Lymph Nodes (Axillary Nodes, Inguinal Nodes, Lymph Gland, Lymph Glands, Lymph Node, Lymphatic)
Small, bean-shaped nodes at various points throughout the body that function to filter the lymph fluid and attempt to destroy the microorganisms and abnormal cells which collect there. The most common locations are the neck (both sides and front), armpit (axillary) and groin (inguinal), but also under the jaw and behind the ears. Swollen or painful lymph nodes generally result from localized or systemic infection, abscess formation, or malignancy. Other causes of enlarged lymph nodes are extremely rare. Physical examination for lymph nodes includes pressing on them to check for size, texture, warmth, tenderness and mobility. Most lymph nodes can not be felt until they become swollen, and then will only be tender when pressed or massaged. A lymph node that is painful even without touching indicates greater swelling. Lymph nodes can usually be distinguished from other growths because they generally feel small, smooth, round or oval-shaped and somewhat mobile when attempts are made to push them sideways. Because less fat covers the lymph nodes in children, they are easier to feel, even when they are not busy filtering germs or making antibodies. Childrens' nodes enlarge faster, get bigger in response to an infection and stay swollen longer than an adult's. Also known (incorrectly) as lymph glands.

Lymphoma (Lymphomas)
Any tumor of the lymphatic tissues.

Malignant (Cancerous)
Dangerous. Mainly used to describe a cancerous growth -- when used this way, it means the growth is cancerous and predisposed to spreading.

Metastasize (Metastases, Metastasized, Metastasizes, Metastasizing, Metastatic)
Usually in reference to cancer: to spread, especially destructively.

Nausea
Symptoms resulting from an inclination to vomit.

pH
A measure of an environment's acidity or alkalinity. The more acidic the solution, the lower the pH. For example, a pH of 1 is very acidic; a pH of 7 is neutral; a pH of 14 is very alkaline.

Polyp (Polyps)
A usually nonmalignant growth or tumor protruding from the mucous lining of an organ such as the nose, bladder or intestine, often causing obstruction.

Prognosis
A prediction (estimate) of the future course and outcome of a disease and an indication of the likelihood of recovery from that disease.
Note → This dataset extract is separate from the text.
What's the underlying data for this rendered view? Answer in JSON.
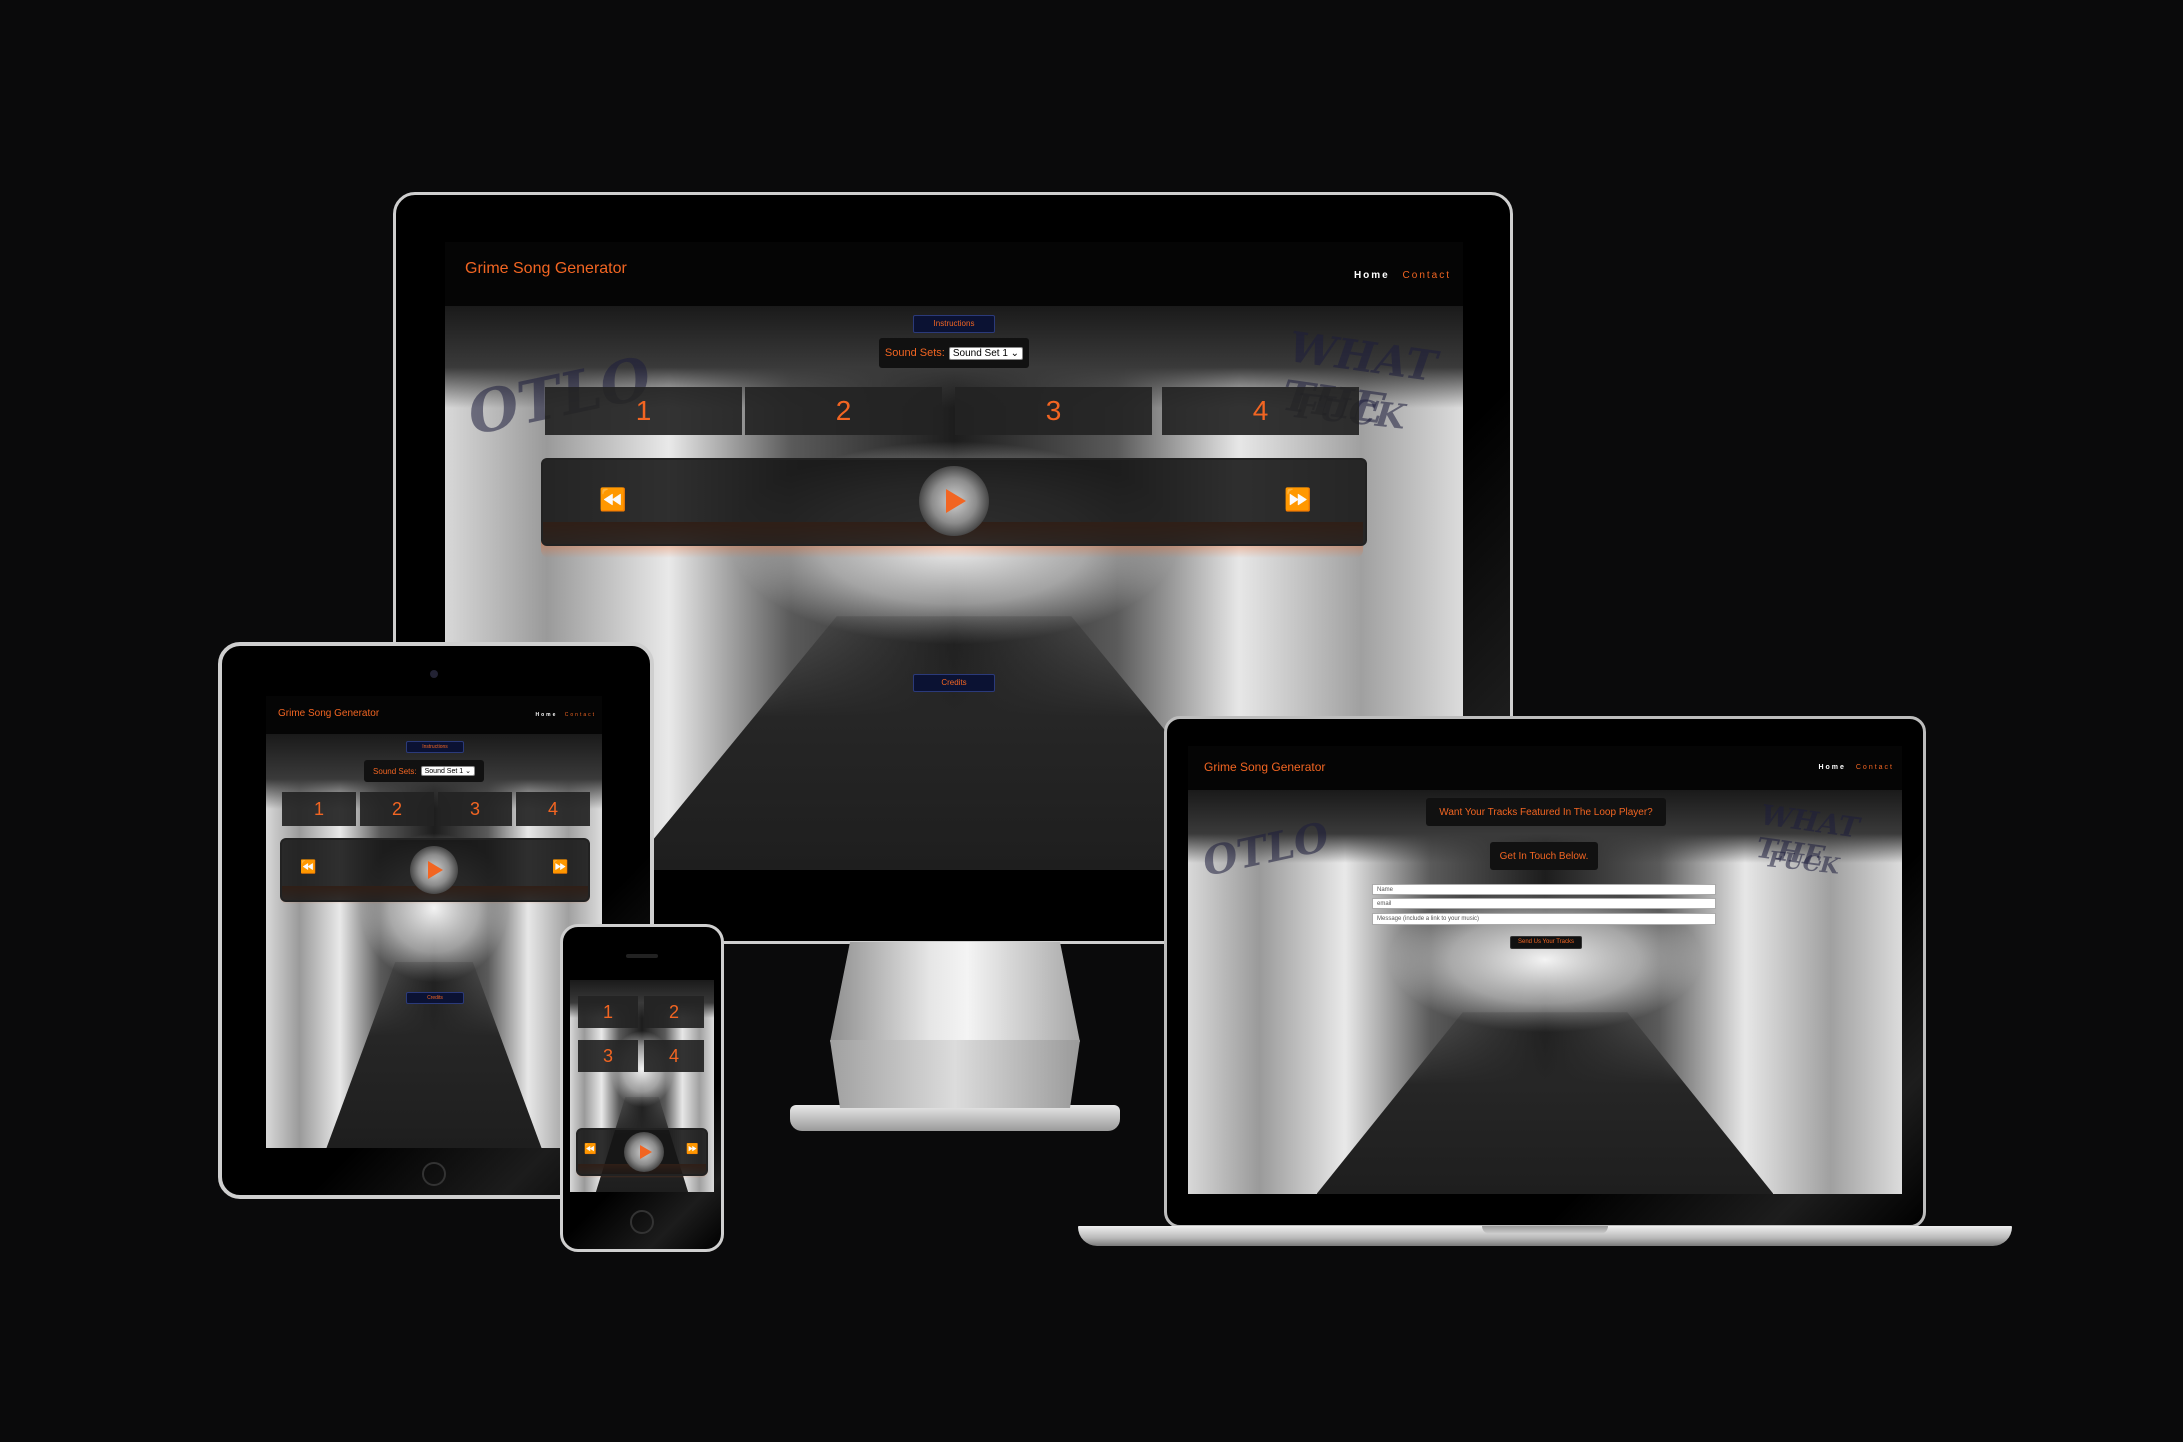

Radiation Therapy (Radiotherapy)
The use of high-energy rays to kill cancer cells. Depending on the stage of the disease, treatment with radiation may be given alone or with chemotherapy. Radiation therapy is local therapy; it affects cancer cells only in the treated area. External radiation does not cause the body to become radioactive. Most often, treatment is given on an outpatient basis in a hospital or clinic.

Small Intestine (Small Bowel)
The small intestine lies between the stomach and the large intestine. It is about 6 meters (20 feet) long and its primary function is to digest (break down) food and absorb nutrients (vitamins, minerals, proteins, carbohydrates, and fats). The small intestine makes up more than 70% of the length and 90% of the surface area of the gastrointestinal (GI) tract.

Syndrome
A medical condition characterized by a collection of related symptoms (what the patient feels) and signs (what a doctor can observe or measure).

Ultrasound
Ultrasound testing uses sound waves projected into the body to produce an image of internal organs, structures, tumors, etc. In this procedure, a gel is applied to the patient's skin, and a small device that emits ultrasonic pulses is slowly passed over the area. The sonic image produced is viewed on a monitor.